May 28, 2013

Letters to the Editor

Thank You!

I want to thank all of those who have sent their condolences after the passing of Windham Police (Officer) K-9 Max. These condolences have come in by the thousands over the last two weeks via cards, email, Facebook postings, text messages and in person. K-9 Max was the Windham Police Department’s first police canine and will long be remembered by those who worked with him. All of the support shown has reminded me of the thousands of people he had the privilege to come in contact with over the 8 years that he served. K-9 Max was able to show this community and communities throughout Maine and New Hampshire the professional officers that the Town of Windham employs.

The outpouring of support from everyone throughout the community and his fellow officers reminds me how many lives Max touched and had such a positive impact on.

Sgt. Bill Andrew


Freedom of Speech vs. Public Decency

There is a particular business sign in the Town of Raymond that, although usually adorned with right wing political rants, has recently been the proud bearer of the word "sodomized" used to describe a governmental proposal that the owner is opposed to.

A call to the town office indicated that this type of business advertisement was protected under the First Amendment and that there was nothing to be done.  As a tax payer of Raymond and a grandparent to a young child I take offense to the use of obscenity in a public forum and am appalled by the lack of simply civility and moral decency shown by this business owner. 

I take no issue with this person's political views, and find most of his musings either funny or unintelligible in their infantile fanaticism, but I strongly feel that a line has been crossed by the use of a tawdry lurid description of a sexual act as a form of attention getting. With approximately 171,476 words in the English language you would think that there are many alternatives available for his use.  Obviously this person cares little for the Town of Raymond, its citizens of all ages, or its reliance on a healthy dose of tourism revenue for the continued growth of its economy.  It is a sad commentary on our town and its citizens that this type of cheap exploitive advertising is at best dismissed and ignored, and at worst accepted and tolerated. With so much hate and intolerance globally, it is disheartening to see this complete lack of common courtesy and respect for others locally. 
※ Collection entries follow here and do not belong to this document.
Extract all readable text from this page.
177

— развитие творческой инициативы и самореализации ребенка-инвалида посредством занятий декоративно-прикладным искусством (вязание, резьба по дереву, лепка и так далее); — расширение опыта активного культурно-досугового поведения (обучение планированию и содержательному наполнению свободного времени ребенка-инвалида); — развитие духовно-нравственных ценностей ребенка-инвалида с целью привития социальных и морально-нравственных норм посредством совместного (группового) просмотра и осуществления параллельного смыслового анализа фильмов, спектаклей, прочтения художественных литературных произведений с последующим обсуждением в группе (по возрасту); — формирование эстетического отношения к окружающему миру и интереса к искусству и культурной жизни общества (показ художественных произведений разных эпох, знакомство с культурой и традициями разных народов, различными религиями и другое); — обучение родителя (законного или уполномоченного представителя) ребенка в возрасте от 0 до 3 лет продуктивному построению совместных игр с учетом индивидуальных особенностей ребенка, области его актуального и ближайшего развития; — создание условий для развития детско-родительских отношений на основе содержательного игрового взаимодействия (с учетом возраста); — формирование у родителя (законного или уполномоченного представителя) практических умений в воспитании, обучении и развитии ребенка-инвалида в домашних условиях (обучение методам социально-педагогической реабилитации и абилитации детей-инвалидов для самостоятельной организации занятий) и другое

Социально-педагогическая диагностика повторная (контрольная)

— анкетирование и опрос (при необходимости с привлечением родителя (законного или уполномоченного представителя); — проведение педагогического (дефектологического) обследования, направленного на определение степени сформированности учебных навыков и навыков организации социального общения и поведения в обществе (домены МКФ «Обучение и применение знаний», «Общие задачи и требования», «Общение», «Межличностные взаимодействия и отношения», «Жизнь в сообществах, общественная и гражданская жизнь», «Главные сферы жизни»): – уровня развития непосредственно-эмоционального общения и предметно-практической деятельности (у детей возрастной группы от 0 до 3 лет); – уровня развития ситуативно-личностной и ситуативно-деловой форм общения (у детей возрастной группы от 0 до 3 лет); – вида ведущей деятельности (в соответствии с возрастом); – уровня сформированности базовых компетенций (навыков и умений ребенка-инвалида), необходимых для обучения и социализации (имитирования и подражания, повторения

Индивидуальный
If this business owner had taken the time to read the Bill of Rights and the Constitution, and the history surrounding these amazing documents, he would better understand why they were written, the spirit with which they were intended, and the integrity and humanity of its authors.

Congress shall make no law respecting an establishment of religion, or prohibiting the free exercise thereof; or abridging the freedom of speech, or of the press; or the right of the people peaceably to assemble, and to petition the Government for a redress of grievances.
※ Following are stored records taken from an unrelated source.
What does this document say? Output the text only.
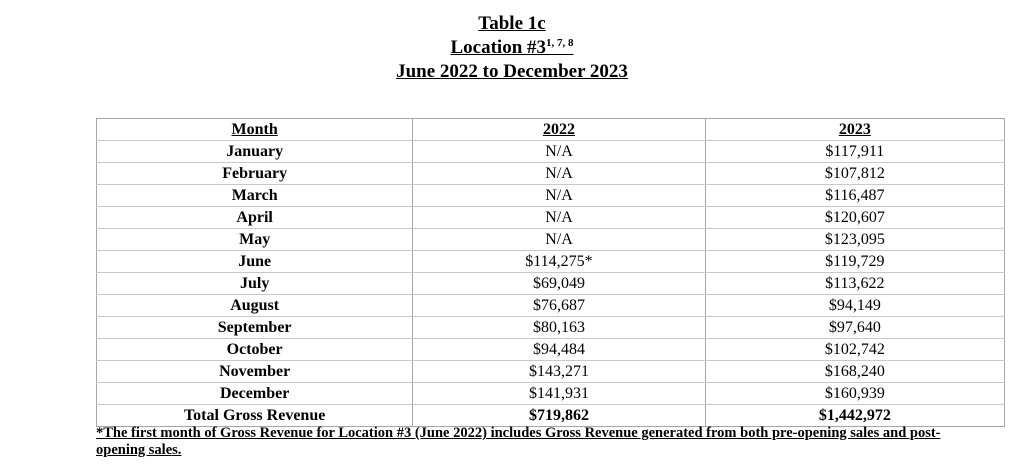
Table 1c
Location #3$^{1, 7, 8}$
June 2022 to December 2023
Month	2022	2023
January	N/A	$117,911
February	N/A	$107,812
March	N/A	$116,487
April	N/A	$120,607
May	N/A	$123,095
June	$114,275*	$119,729
July	$69,049	$113,622
August	$76,687	$94,149
September	$80,163	$97,640
October	$94,484	$102,742
November	$143,271	$168,240
December	$141,931	$160,939
Total Gross Revenue	$719,862	$1,442,972
*The first month of Gross Revenue for Location #3 (June 2022) includes Gross Revenue generated from both pre-opening sales and post-opening sales.
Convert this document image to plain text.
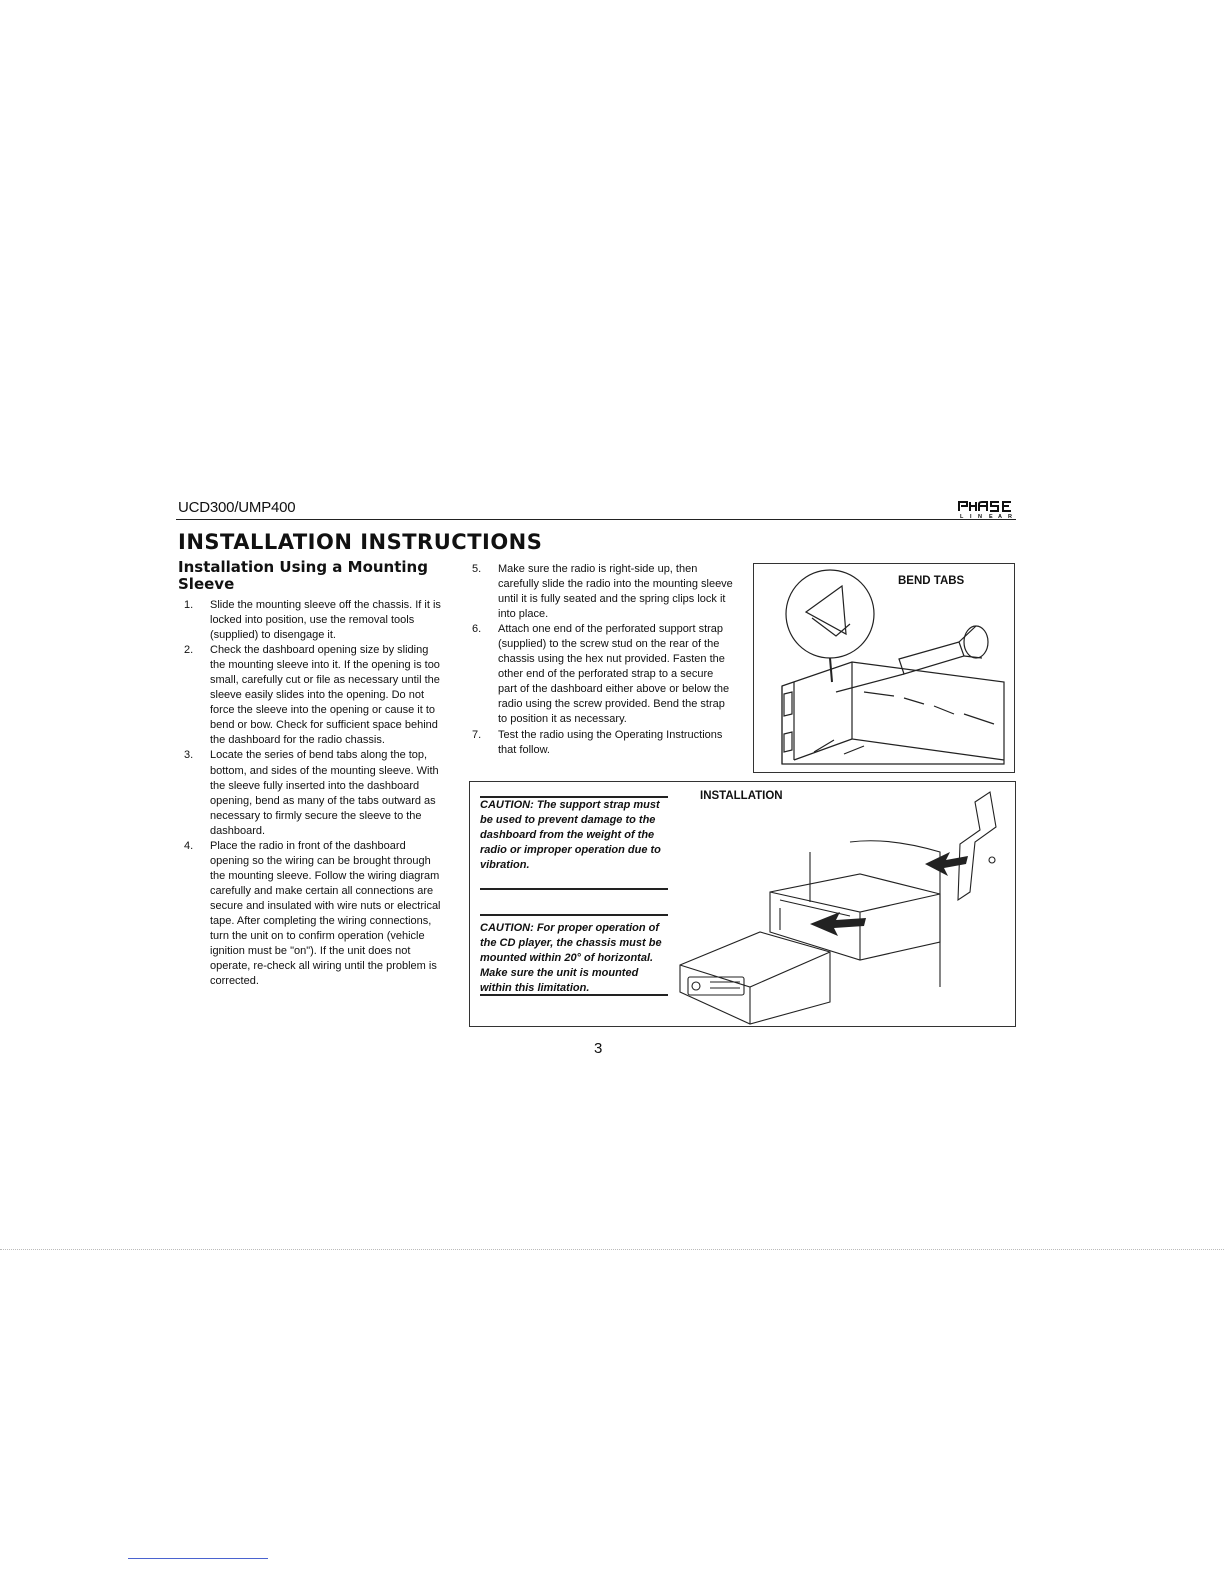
UCD300/UMP400
L I N E A R
INSTALLATION INSTRUCTIONS
Installation Using a Mounting Sleeve
1. Slide the mounting sleeve off the chassis. If it is locked into position, use the removal tools (supplied) to disengage it.
2. Check the dashboard opening size by sliding the mounting sleeve into it. If the opening is too small, carefully cut or file as necessary until the sleeve easily slides into the opening. Do not force the sleeve into the opening or cause it to bend or bow. Check for sufficient space behind the dashboard for the radio chassis.
3. Locate the series of bend tabs along the top, bottom, and sides of the mounting sleeve. With the sleeve fully inserted into the dashboard opening, bend as many of the tabs outward as necessary to firmly secure the sleeve to the dashboard.
4. Place the radio in front of the dashboard opening so the wiring can be brought through the mounting sleeve. Follow the wiring diagram carefully and make certain all connections are secure and insulated with wire nuts or electrical tape. After completing the wiring connections, turn the unit on to confirm operation (vehicle ignition must be "on"). If the unit does not operate, re-check all wiring until the problem is corrected.
5. Make sure the radio is right-side up, then carefully slide the radio into the mounting sleeve until it is fully seated and the spring clips lock it into place.
6. Attach one end of the perforated support strap (supplied) to the screw stud on the rear of the chassis using the hex nut provided. Fasten the other end of the perforated strap to a secure part of the dashboard either above or below the radio using the screw provided. Bend the strap to position it as necessary.
7. Test the radio using the Operating Instructions that follow.
BEND TABS
INSTALLATION
CAUTION: The support strap must be used to prevent damage to the dashboard from the weight of the radio or improper operation due to vibration.
CAUTION: For proper operation of the CD player, the chassis must be mounted within 20° of horizontal. Make sure the unit is mounted within this limitation.
3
This, the first Amendment in our Bill of Rights, the freedom of speech clause, has been interpreted in various ways. Some people believe it protects all forms of speech in any form at any time, while others believe there can be reasonable restrictions, such as not yelling "Fire!" on an airplane or in a crowded theater. The Supreme Court has agreed that not all speech is protected. Some of the common types of non-protected speech are; slander or libel, treason, lying in court, profanity and obscenity. 

The definition of obscenity is - "the portrayal or description of sexual matters that are offensive or disgusting according to accepted standards of morality or decency".

While this business owner does not appear to care for or follow the same standards of morality or decency as the majority of the population, I feel it is a shame that we, as citizens and taxpayers, especially our children, are subject to whatever he wishes to display in public view claiming some unalienable right under the First Amendment.   

Robert Heron Bork (1927 – 2012) the American legal scholar, Yale Law School professor, Solicitor General, and judge of the Unites States Court of Appeals for the District of Columbia sums it up well with,  " The First Amendment is about how we govern ourselves - not about how we titillate ourselves sexually."

I would request that this business owner stick to politics, have the decency to self police his own actions and keep his sexual predilections private.